Philosophy of Programming: CTE

Showing posts with label CTE. Show all posts

Sunday, December 8, 2013

FizzBuzz - Now in SQL Server

"Yet again? What do you here? Shall we give o'er and
drown? Have you a mind to sink?"
-- Shakespeare, The Tempest
Act I, Scene I, Lines 38-39

The great thing about the FizzBuzz kata is that it is very easy to understand, but has nearly an unlimited number of ways to implement it. I am fan of using the right tool for the job, but I do enjoy stretching things to see what they can and cannot do with the hope of gaining a different point of view. Having said that let us take a look at implementing the FizzBuzz kata in SQL using SQL Server 2012.

Overview of FizzBuzz

The goal of the FizzBuzz kata is to create a list of values which move through a filter with the following rules:

If the number given is divisible by 3 then produce "Fizz"
If the number given is divisible by 5 then produce "Buzz"
If the number is not divisible by either 3 or 5 then produce the number given

FizzBuzz has one edge case:

If the number given is divisible by both 3 and 5 then produce "FizzBuzz"

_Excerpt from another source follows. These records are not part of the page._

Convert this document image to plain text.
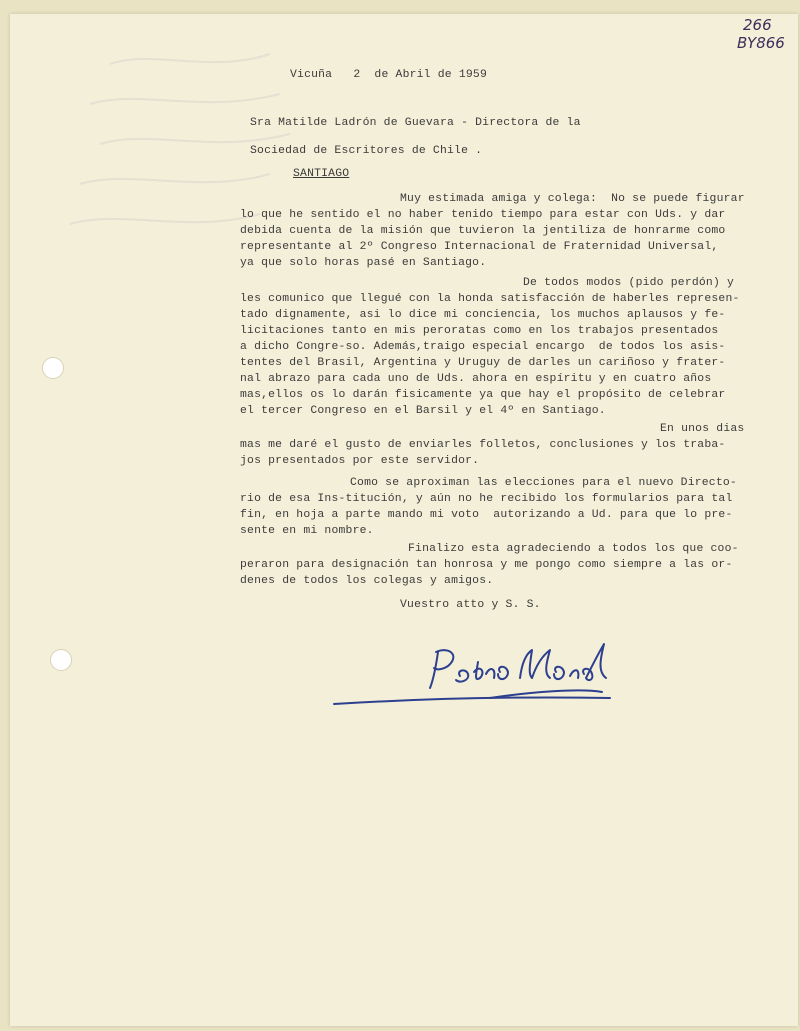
266
BY866

Vicuña   2  de Abril de 1959

Sra Matilde Ladrón de Guevara - Directora de la

Sociedad de Escritores de Chile .

SANTIAGO

Muy estimada amiga y colega:  No se puede figurar

lo que he sentido el no haber tenido tiempo para estar con Uds. y dar

debida cuenta de la misión que tuvieron la jentiliza de honrarme como

representante al 2º Congreso Internacional de Fraternidad Universal,

ya que solo horas pasé en Santiago.

De todos modos (pido perdón) y

les comunico que llegué con la honda satisfacción de haberles represen-

tado dignamente, asi lo dice mi conciencia, los muchos aplausos y fe-

licitaciones tanto en mis peroratas como en los trabajos presentados

a dicho Congre-so. Además,traigo especial encargo  de todos los asis-

tentes del Brasil, Argentina y Uruguy de darles un cariñoso y frater-

nal abrazo para cada uno de Uds. ahora en espíritu y en cuatro años

mas,ellos os lo darán fisicamente ya que hay el propósito de celebrar

el tercer Congreso en el Barsil y el 4º en Santiago.

En unos dias

mas me daré el gusto de enviarles folletos, conclusiones y los traba-

jos presentados por este servidor.

Como se aproximan las elecciones para el nuevo Directo-

rio de esa Ins-titución, y aún no he recibido los formularios para tal

fin, en hoja a parte mando mi voto  autorizando a Ud. para que lo pre-

sente en mi nombre.

Finalizo esta agradeciendo a todos los que coo-

peraron para designación tan honrosa y me pongo como siempre a las or-

denes de todos los colegas y amigos.

Vuestro atto y S. S.
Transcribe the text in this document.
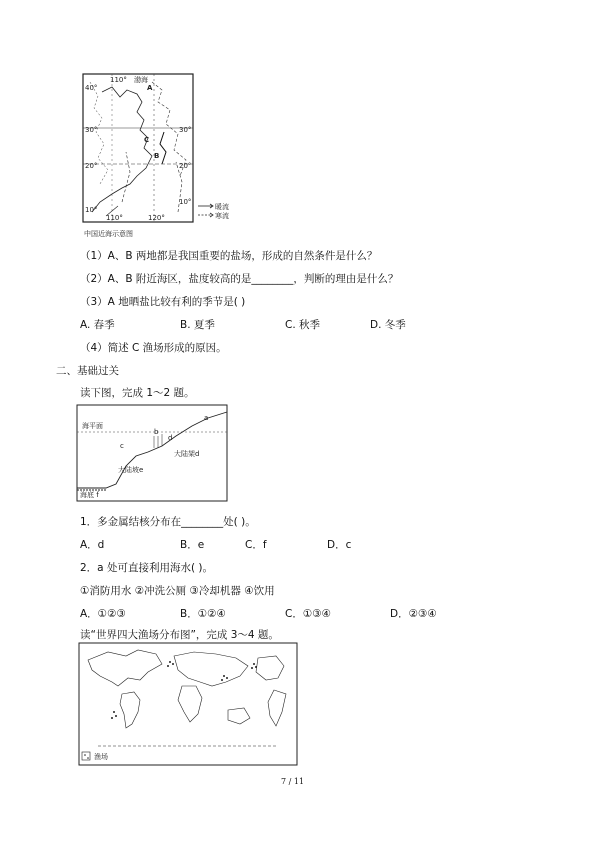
110° 渤海
40°
30°
20°
10°
30°
20°
10°
110°	120°
A
B
C
暖流
寒流
中国近海示意图
（1）A、B 两地都是我国重要的盐场，形成的自然条件是什么？
（2）A、B 附近海区，盐度较高的是________，判断的理由是什么？
（3）A 地晒盐比较有利的季节是( )
A. 春季	B. 夏季	C. 秋季	D. 冬季
（4）简述 C 渔场形成的原因。
二、基础过关
读下图，完成 1～2 题。
海平面
a
b
c
d
大陆架d
大陆坡e
海底 f
1．多金属结核分布在________处( )。
A．d	B．e	C．f	D．c
2．a 处可直接利用海水( )。
①消防用水 ②冲洗公厕 ③冷却机器 ④饮用
A．①②③	B．①②④	C．①③④	D．②③④
读“世界四大渔场分布图”，完成 3～4 题。
渔场
7 / 11
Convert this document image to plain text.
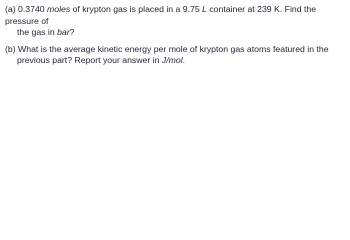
(a) 0.3740 moles of krypton gas is placed in a 9.75 L container at 239 K. Find the pressure of
the gas in bar?

(b) What is the average kinetic energy per mole of krypton gas atoms featured in the
previous part? Report your answer in J/mol.
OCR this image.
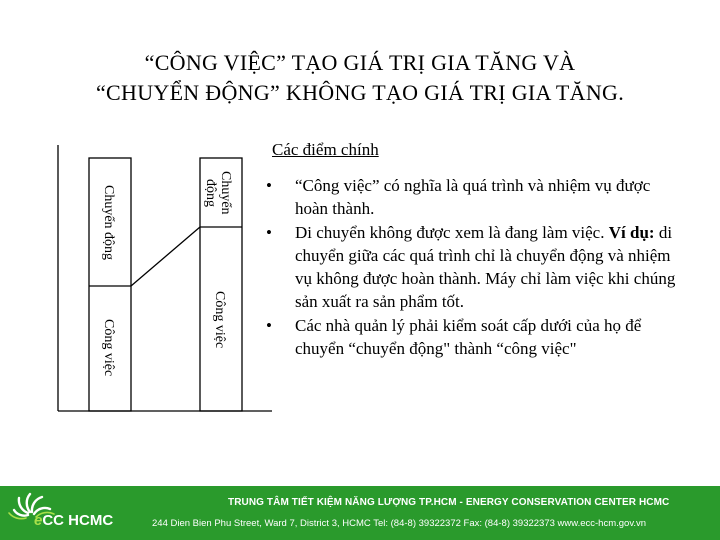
“CÔNG VIỆC” TẠO GIÁ TRỊ GIA TĂNG VÀ
“CHUYỂN ĐỘNG” KHÔNG TẠO GIÁ TRỊ GIA TĂNG.
Chuyển động
Công việc
Chuyển
động
Công việc
Các điểm chính
• “Công việc” có nghĩa là quá trình và nhiệm vụ được hoàn thành.
• Di chuyển không được xem là đang làm việc. Ví dụ: di chuyển giữa các quá trình chỉ là chuyển động và nhiệm vụ không được hoàn thành. Máy chỉ làm việc khi chúng sản xuất ra sản phẩm tốt.
• Các nhà quản lý phải kiểm soát cấp dưới của họ để chuyển “chuyển động" thành “công việc"
eCC HCMC
TRUNG TÂM TIẾT KIỆM NĂNG LƯỢNG TP.HCM - ENERGY CONSERVATION CENTER HCMC
244 Dien Bien Phu Street, Ward 7, District 3, HCMC Tel: (84-8) 39322372 Fax: (84-8) 39322373 www.ecc-hcm.gov.vn
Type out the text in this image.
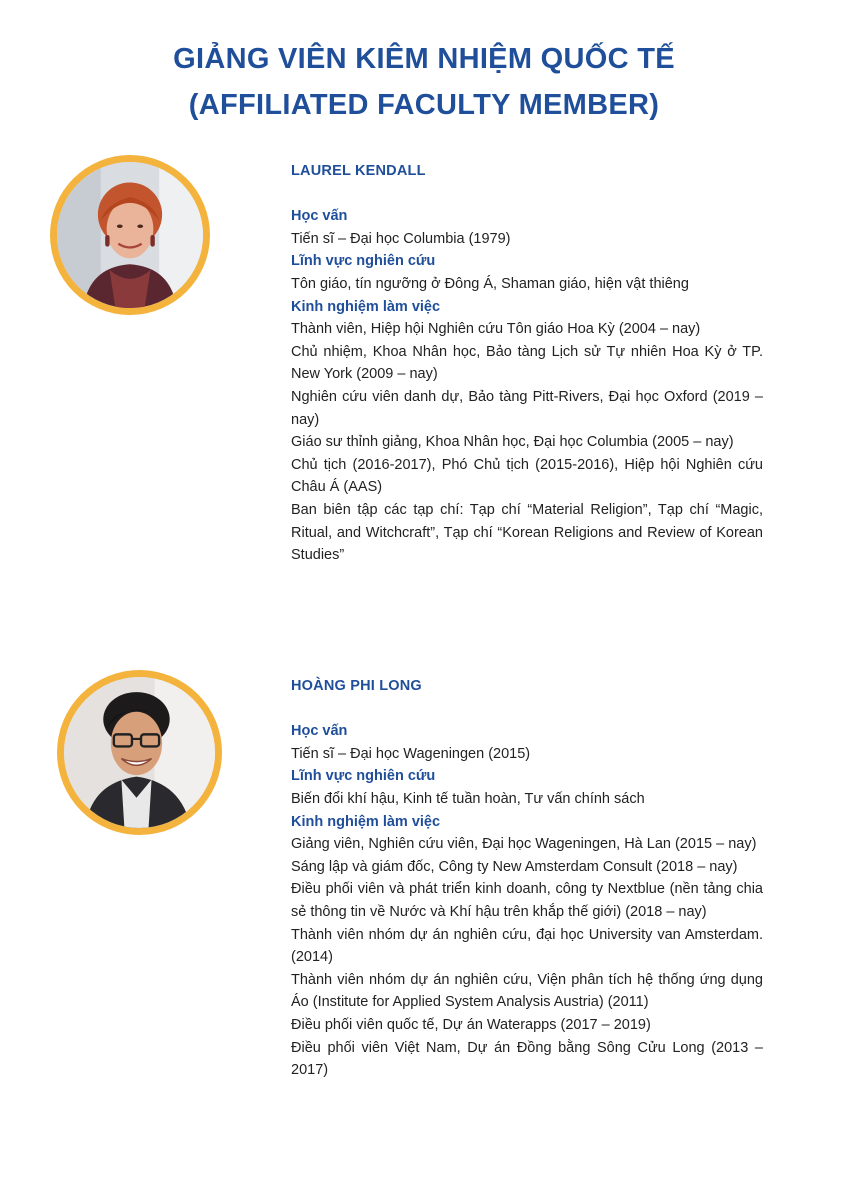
GIẢNG VIÊN KIÊM NHIỆM QUỐC TẾ
(AFFILIATED FACULTY MEMBER)
LAUREL KENDALL
Học vấn
Tiến sĩ – Đại học Columbia (1979)
Lĩnh vực nghiên cứu
Tôn giáo, tín ngưỡng ở Đông Á, Shaman giáo, hiện vật thiêng
Kinh nghiệm làm việc
Thành viên, Hiệp hội Nghiên cứu Tôn giáo Hoa Kỳ (2004 – nay)
Chủ nhiệm, Khoa Nhân học, Bảo tàng Lịch sử Tự nhiên Hoa Kỳ ở TP. New York (2009 – nay)
Nghiên cứu viên danh dự, Bảo tàng Pitt-Rivers, Đại học Oxford (2019 – nay)
Giáo sư thỉnh giảng, Khoa Nhân học, Đại học Columbia (2005 – nay)
Chủ tịch (2016-2017), Phó Chủ tịch (2015-2016), Hiệp hội Nghiên cứu Châu Á (AAS)
Ban biên tập các tạp chí: Tạp chí “Material Religion”, Tạp chí “Magic, Ritual, and Witchcraft”, Tạp chí “Korean Religions and Review of Korean Studies”
HOÀNG PHI LONG
Học vấn
Tiến sĩ – Đại học Wageningen (2015)
Lĩnh vực nghiên cứu
Biến đổi khí hậu, Kinh tế tuần hoàn, Tư vấn chính sách
Kinh nghiệm làm việc
Giảng viên, Nghiên cứu viên, Đại học Wageningen, Hà Lan (2015 – nay)
Sáng lập và giám đốc, Công ty New Amsterdam Consult (2018 – nay)
Điều phối viên và phát triển kinh doanh, công ty Nextblue (nền tảng chia sẻ thông tin về Nước và Khí hậu trên khắp thế giới) (2018 – nay)
Thành viên nhóm dự án nghiên cứu, đại học University van Amsterdam. (2014)
Thành viên nhóm dự án nghiên cứu, Viện phân tích hệ thống ứng dụng Áo (Institute for Applied System Analysis Austria) (2011)
Điều phối viên quốc tế, Dự án Waterapps (2017 – 2019)
Điều phối viên Việt Nam, Dự án Đồng bằng Sông Cửu Long (2013 – 2017)
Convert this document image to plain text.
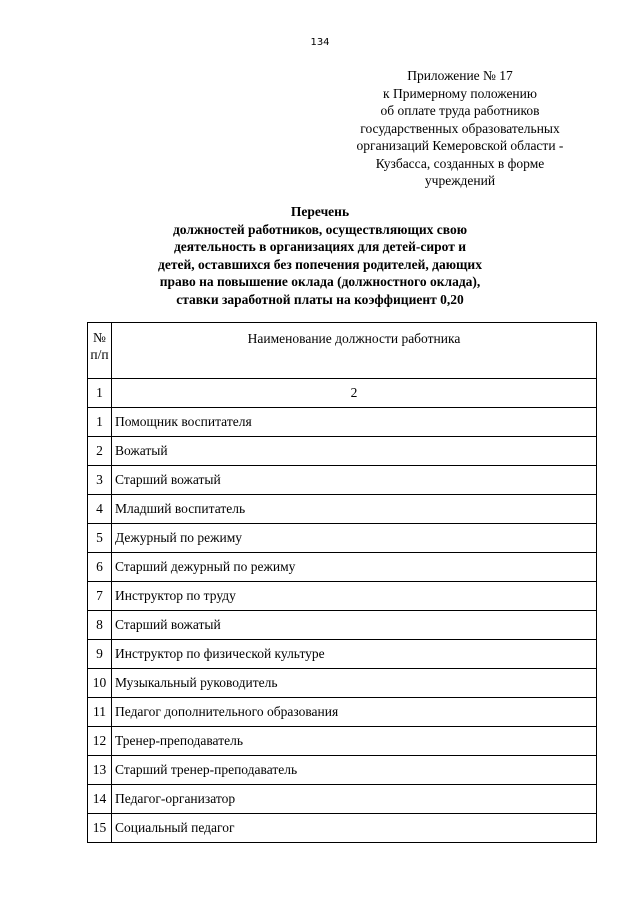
134
Приложение № 17
к Примерному положению
об оплате труда работников
государственных образовательных
организаций Кемеровской области -
Кузбасса, созданных в форме
учреждений
Перечень
должностей работников, осуществляющих свою
деятельность в организациях для детей-сирот и
детей, оставшихся без попечения родителей, дающих
право на повышение оклада (должностного оклада),
ставки заработной платы на коэффициент 0,20
№
п/п	Наименование должности работника
1	2
1	Помощник воспитателя
2	Вожатый
3	Старший вожатый
4	Младший воспитатель
5	Дежурный по режиму
6	Старший дежурный по режиму
7	Инструктор по труду
8	Старший вожатый
9	Инструктор по физической культуре
10	Музыкальный руководитель
11	Педагог дополнительного образования
12	Тренер-преподаватель
13	Старший тренер-преподаватель
14	Педагог-организатор
15	Социальный педагог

An example would be the following:

We see that:
2 => 2
4 => 4
3 => Fizz
9 => Fizz
5 => Buzz
25 => Buzz
15 => FizzBuzz
45 => FizzBuzz

How to Generate the Dataset in SQL Server

Given that we are going to use SQL Server, the first question is how do we generate a dataset to run through our FizzBuzz? We could create a table with all of the values that we need, but that is not very interesting. Instead we will use a Common Table Expression (CTE) to generate our data.

We'll use a Tally Table as outline by Vinay Pugalia's blog post.

DECLARE
@min AS INT = 1
,@max AS INT = 20

;WITH [range] AS (
SELECT @min AS num
UNION ALL
SELECT num + 1 FROM [range] WHERE num < @max
)
SELECT *
FROM [range]
;

This will generate the number 1 to 20 in a dataset.

http://sqlfiddle.com/#!6/9cd0c/7

We can generate any dataset starting at @min up to @max using this CTE, not bad.

Setting up the Business Logic

With our Common Table Expression set up to generate whatever range of numbers we want, we can now focus on the Business Logic of the problem. Since we are looking for particular values to produce a result in some cases it sounds like the perfect job for the CASE statement.

DECLARE
@min AS INT = 1
,@max AS INT = 20

;WITH [range] AS (
SELECT @min AS num
UNION ALL
SELECT num + 1 FROM [range] WHERE num < @max
)
SELECT
CASE
WHEN num % 15 = 0 THEN 'FizzBuzz'
WHEN num % 3 = 0 THEN 'Fizz'
WHEN num % 5 = 0 THEN 'Buzz'
ELSE CAST(num AS VARCHAR)
END AS value
FROM [range]
;

Gives use the output we would want:

http://sqlfiddle.com/#!6/9cd0c/12

This gets us what we want, but personally I do not like repeating the logic for divisible by 3 and 5 in the WHEN num % 15 = 0 case.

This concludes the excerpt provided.